Elle a dit : « si tu veux voir ta mère une dernière fois, rencontre-nous dans le parking lot de son appartement parce que ça sera probablement ta dernière chance. »
Elle aperçoit sa mère prendre place dans l’ambulance, mais à distance. C’est la dernière fois qu’elle voit sa mère en personne.
Rita Doiron (à gauche) et sa fille Gisèle Doiron (à droite) étaient très proches.
Photo : Gracieuseté
Après six jours à l’hôpital, Rita Doiron perd son combat contre la COVID sans n’avoir pu serrer aucun proche dans ses bras. À l’époque, les hôpitaux du Nouveau-Brunswick sont formellement interdits aux visiteurs. Mais Rita passe sa dernière semaine à communiquer avec sa famille grâce à un téléphone et une tablette.
Dans le moment, on savait quel beau cadeau qu’on avait, même si on ne pouvait pas être là. C’était quasiment un miracle qui se passait. Elle était bien réveillée. La plupart des gens qu’on entendait étaient sous respirateur
, se remémore Gisèle Doiron, qui dans son malheur arrive à voir la chance qu’elle a pu avoir de profiter de sa mère jusqu’à ses derniers instants.

Gisèle Doiron-Bernard et sa mère Rita Doiron s’appelaient tous les jours et pouvaient discuter durant des heures.
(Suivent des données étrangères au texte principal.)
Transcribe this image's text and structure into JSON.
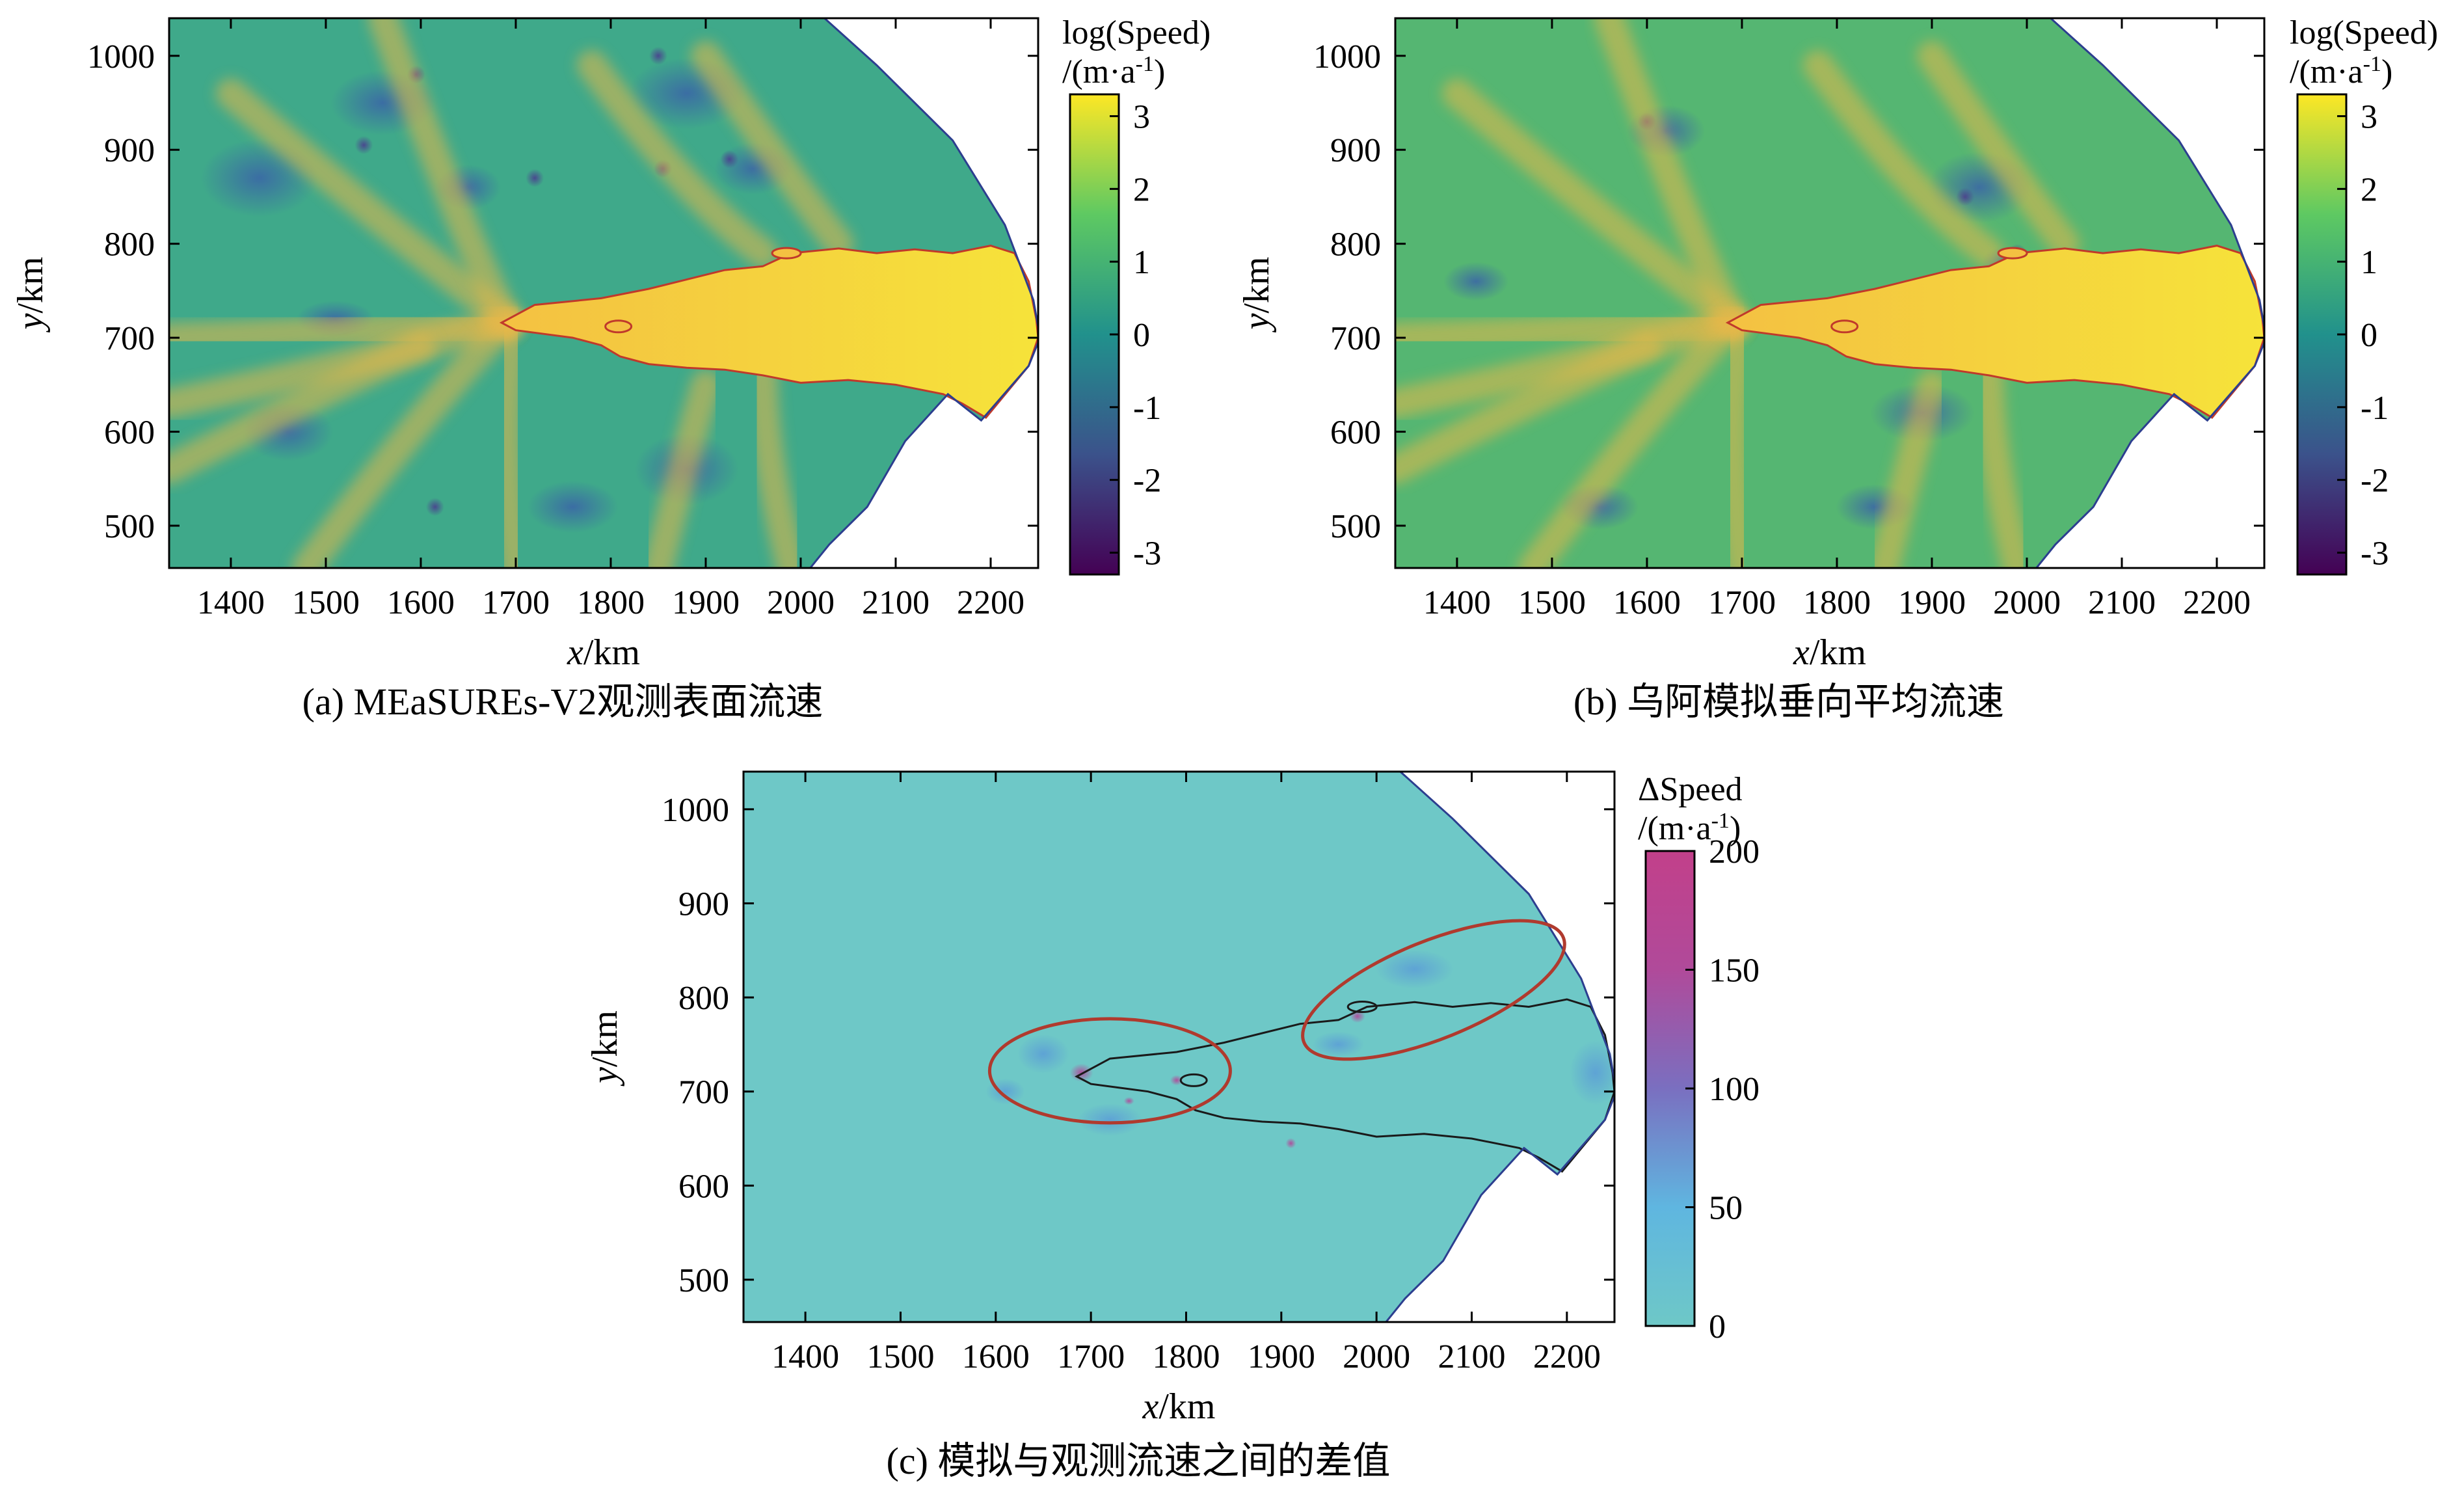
{
  "chart_data": [
    {
      "type": "heatmap",
      "caption": "(a) MEaSUREs-V2观测表面流速",
      "xlabel_var": "x",
      "xlabel_unit": "/km",
      "ylabel_var": "y",
      "ylabel_unit": "/km",
      "xlim": [
        1335,
        2250
      ],
      "ylim": [
        455,
        1040
      ],
      "xticks": [
        1400,
        1500,
        1600,
        1700,
        1800,
        1900,
        2000,
        2100,
        2200
      ],
      "yticks": [
        500,
        600,
        700,
        800,
        900,
        1000
      ],
      "colorbar": {
        "title_line1": "log(Speed)",
        "title_line2_pre": "/(m·a",
        "title_line2_sup": "-1",
        "title_line2_post": ")",
        "range": [
          -3.3,
          3.3
        ],
        "ticks": [
          "3",
          "2",
          "1",
          "0",
          "-1",
          "-2",
          "-3"
        ],
        "tick_values": [
          3,
          2,
          1,
          0,
          -1,
          -2,
          -3
        ],
        "colormap": "viridis"
      }
    },
    {
      "type": "heatmap",
      "caption": "(b) 乌阿模拟垂向平均流速",
      "xlabel_var": "x",
      "xlabel_unit": "/km",
      "ylabel_var": "y",
      "ylabel_unit": "/km",
      "xlim": [
        1335,
        2250
      ],
      "ylim": [
        455,
        1040
      ],
      "xticks": [
        1400,
        1500,
        1600,
        1700,
        1800,
        1900,
        2000,
        2100,
        2200
      ],
      "yticks": [
        500,
        600,
        700,
        800,
        900,
        1000
      ],
      "colorbar": {
        "title_line1": "log(Speed)",
        "title_line2_pre": "/(m·a",
        "title_line2_sup": "-1",
        "title_line2_post": ")",
        "range": [
          -3.3,
          3.3
        ],
        "ticks": [
          "3",
          "2",
          "1",
          "0",
          "-1",
          "-2",
          "-3"
        ],
        "tick_values": [
          3,
          2,
          1,
          0,
          -1,
          -2,
          -3
        ],
        "colormap": "viridis"
      }
    },
    {
      "type": "heatmap",
      "caption": "(c) 模拟与观测流速之间的差值",
      "xlabel_var": "x",
      "xlabel_unit": "/km",
      "ylabel_var": "y",
      "ylabel_unit": "/km",
      "xlim": [
        1335,
        2250
      ],
      "ylim": [
        455,
        1040
      ],
      "xticks": [
        1400,
        1500,
        1600,
        1700,
        1800,
        1900,
        2000,
        2100,
        2200
      ],
      "yticks": [
        500,
        600,
        700,
        800,
        900,
        1000
      ],
      "colorbar": {
        "title_line1": "ΔSpeed",
        "title_line2_pre": "/(m·a",
        "title_line2_sup": "-1",
        "title_line2_post": ")",
        "range": [
          0,
          200
        ],
        "ticks": [
          "200",
          "150",
          "100",
          "50",
          "0"
        ],
        "tick_values": [
          200,
          150,
          100,
          50,
          0
        ],
        "colormap": "cyan-to-magenta"
      },
      "annotations": [
        {
          "shape": "ellipse",
          "center": [
            1720,
            722
          ],
          "color": "#b03a2e"
        },
        {
          "shape": "ellipse",
          "center": [
            2060,
            808
          ],
          "color": "#b03a2e"
        }
      ]
    }
  ],
  "colors": {
    "viridis": [
      "#440154",
      "#3b528b",
      "#21918c",
      "#5ec962",
      "#fde725"
    ],
    "diff": [
      "#6ec8c7",
      "#5fb6e0",
      "#7a6fc0",
      "#b04a9a",
      "#c2408a"
    ],
    "grounding_line_ab": "#c0392b",
    "grounding_line_c": "#1a1a1a",
    "ice_edge": "#2c3e8f",
    "annotation": "#b03a2e"
  }
}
Photo : Radio-Canada / Guy Leblanc
Mais ensuite, son deuil est alourdi par les mesures sanitaires dans les salons funéraires qui limitent les contacts. Le temps n’a pas effacé la douleur pour Gisèle Doiron. Aujourd’hui encore, elle éclate en sanglots lorsqu’elle évoque cette période. Pour elle, le virus a emporté une de choses les plus précieuses : une partie de sa famille.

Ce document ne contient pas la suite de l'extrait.